SonarCloud integrates with GitHub Security

Hi GitHub users,
Starting today, you will find all SonarCloud security vulnerabilities displayed under the GitHub Security tab as GitHub Code Scanning alerts.

This will allow you to review your vulnerabilities inside your favorite DevOps platform.

Please note that this feature is already included in your SonarCloud’s plan with no additional fee :slight_smile:

(On GitHub side, the Code Scanning feature is available for free for public project and with charge for Enterprise plans.)

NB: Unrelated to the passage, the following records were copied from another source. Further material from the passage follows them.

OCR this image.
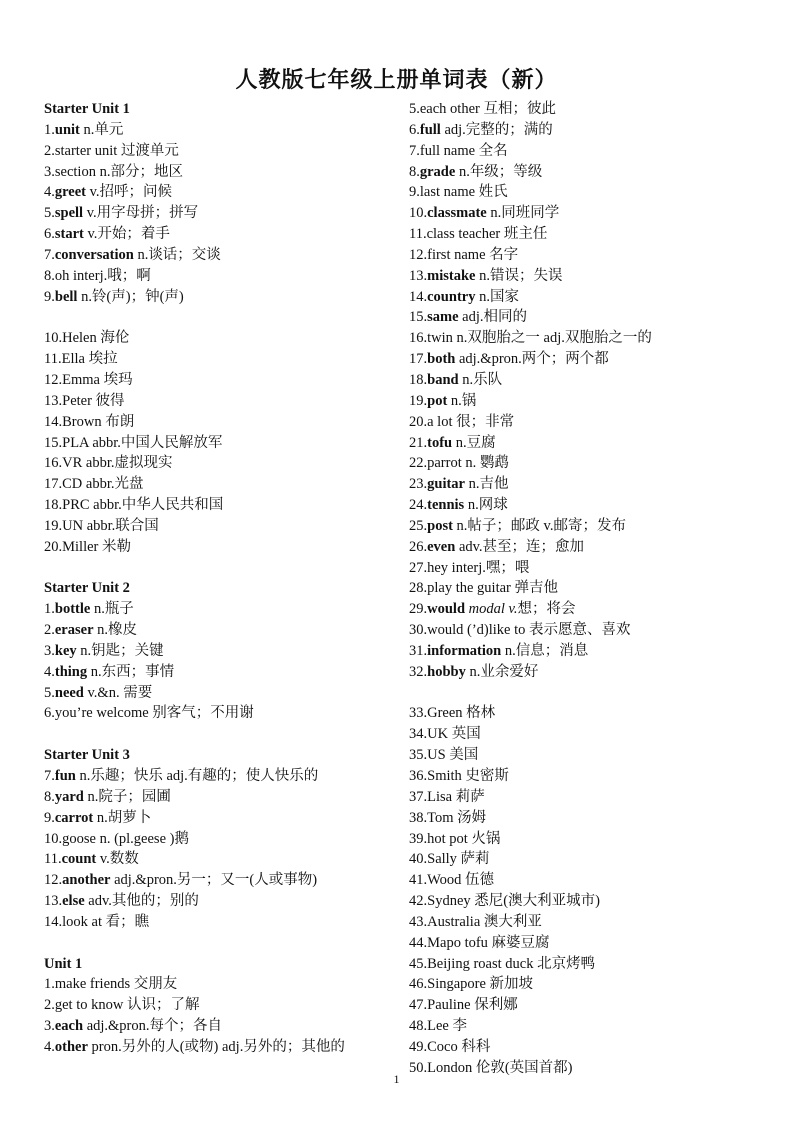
人教版七年级上册单词表（新）
Starter Unit 1
1.unit n.单元
2.starter unit 过渡单元
3.section n.部分；地区
4.greet v.招呼；问候
5.spell v.用字母拼；拼写
6.start v.开始；着手
7.conversation n.谈话；交谈
8.oh interj.哦；啊
9.bell n.铃(声)；钟(声)
10.Helen 海伦
11.Ella 埃拉
12.Emma 埃玛
13.Peter 彼得
14.Brown 布朗
15.PLA abbr.中国人民解放军
16.VR abbr.虚拟现实
17.CD abbr.光盘
18.PRC abbr.中华人民共和国
19.UN abbr.联合国
20.Miller 米勒
Starter Unit 2
1.bottle n.瓶子
2.eraser n.橡皮
3.key n.钥匙；关键
4.thing n.东西；事情
5.need v.&n. 需要
6.you’re welcome 别客气；不用谢
Starter Unit 3
7.fun n.乐趣；快乐 adj.有趣的；使人快乐的
8.yard n.院子；园圃
9.carrot n.胡萝卜
10.goose n. (pl.geese )鹅
11.count v.数数
12.another adj.&pron.另一；又一(人或事物)
13.else adv.其他的；别的
14.look at 看；瞧
Unit 1
1.make friends 交朋友
2.get to know 认识；了解
3.each adj.&pron.每个；各自
4.other pron.另外的人(或物) adj.另外的；其他的
5.each other 互相；彼此
6.full adj.完整的；满的
7.full name 全名
8.grade n.年级；等级
9.last name 姓氏
10.classmate n.同班同学
11.class teacher 班主任
12.first name 名字
13.mistake n.错误；失误
14.country n.国家
15.same adj.相同的
16.twin n.双胞胎之一 adj.双胞胎之一的
17.both adj.&pron.两个；两个都
18.band n.乐队
19.pot n.锅
20.a lot 很；非常
21.tofu n.豆腐
22.parrot n. 鹦鹉
23.guitar n.吉他
24.tennis n.网球
25.post n.帖子；邮政 v.邮寄；发布
26.even adv.甚至；连；愈加
27.hey interj.嘿；喂
28.play the guitar 弹吉他
29.would modal v.想；将会
30.would (’d)like to 表示愿意、喜欢
31.information n.信息；消息
32.hobby n.业余爱好
33.Green 格林
34.UK 英国
35.US 美国
36.Smith 史密斯
37.Lisa 莉萨
38.Tom 汤姆
39.hot pot 火锅
40.Sally 萨莉
41.Wood 伍德
42.Sydney 悉尼(澳大利亚城市)
43.Australia 澳大利亚
44.Mapo tofu 麻婆豆腐
45.Beijing roast duck 北京烤鸭
46.Singapore 新加坡
47.Pauline 保利娜
48.Lee 李
49.Coco 科科
50.London 伦敦(英国首都)
1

Good to know : GitHub organisations admins will be prompted for a SonarCloud app permissions update. It will allow SonarCloud to push security issues directly into GitHub’s Security tab. Whether or not you accept this change, this has no impact on other permissions or on your existing plan :wink:

Have fun!




Will this feature also work with SonarQube Enterprise Edition?

1 Like

Hi @mazlan ,
this feature is not available yet for SonarQube and is planned to be released during the 9.X cycle :slight_smile:
You can track the feature’s progress on the SonarQube Portal :wink:



I love getting all notifications in one place, so this sounds like a great feature, and it makes sense that you would need write access to ‘Security Events’ based on what I’m reading (presumably for POST /repos/:owner/:repo/code-scanning/sarifs). Why the read access though?

Hey @sjcjoosten

GitHub has only three possible permission sets to grant:

  • No access
  • Read-only
  • Read & write
1 Like

We have updated the permissions and we have completed several runs of our CI pipelines in our main branch (checked 2 repositories) and there is nothing new showing up under the security tab of each repository on the GH side.

This is for private, paid, repositories.

@sodul have you checked that you even have any vulnerabilities to report?
Also, you need to have at least Write permission on the repo to be able to see the Code Scanning issues.
Otherwise I don’t see any reason for not having them displayed. If the problem persists please come back to us :wink:

@Christophe_Havard I have full admin permissions both on the SonarCloud and on the GitHub side. I can see DependaBot alerts, but nothing from sonar. I will send you details in private since this is a private repository.

1 Like

following-up the previous message from @sodul : the reason why you may not see the Code Scanning Alerts link is because this is a paid option for private projects on

The announcement text has been updated for more clarity :wink:

I still find the text confusing, as private repos on do not fall into the categories mentioned.

After reading the announcement, I expected to see SonarCloud alerts listed under Code scanning alerts on my (private) GitHub repo’s security page, but instead I see a link to Contact GitHub Sales.

You do realize that ‘paid option for private projects’ excludes like 90% of your customer base right? It’s a very expensive add-on to the default Github plans.

I don’t understand why you are not doing the sensible thing and integrate this with the Annotations from Checks?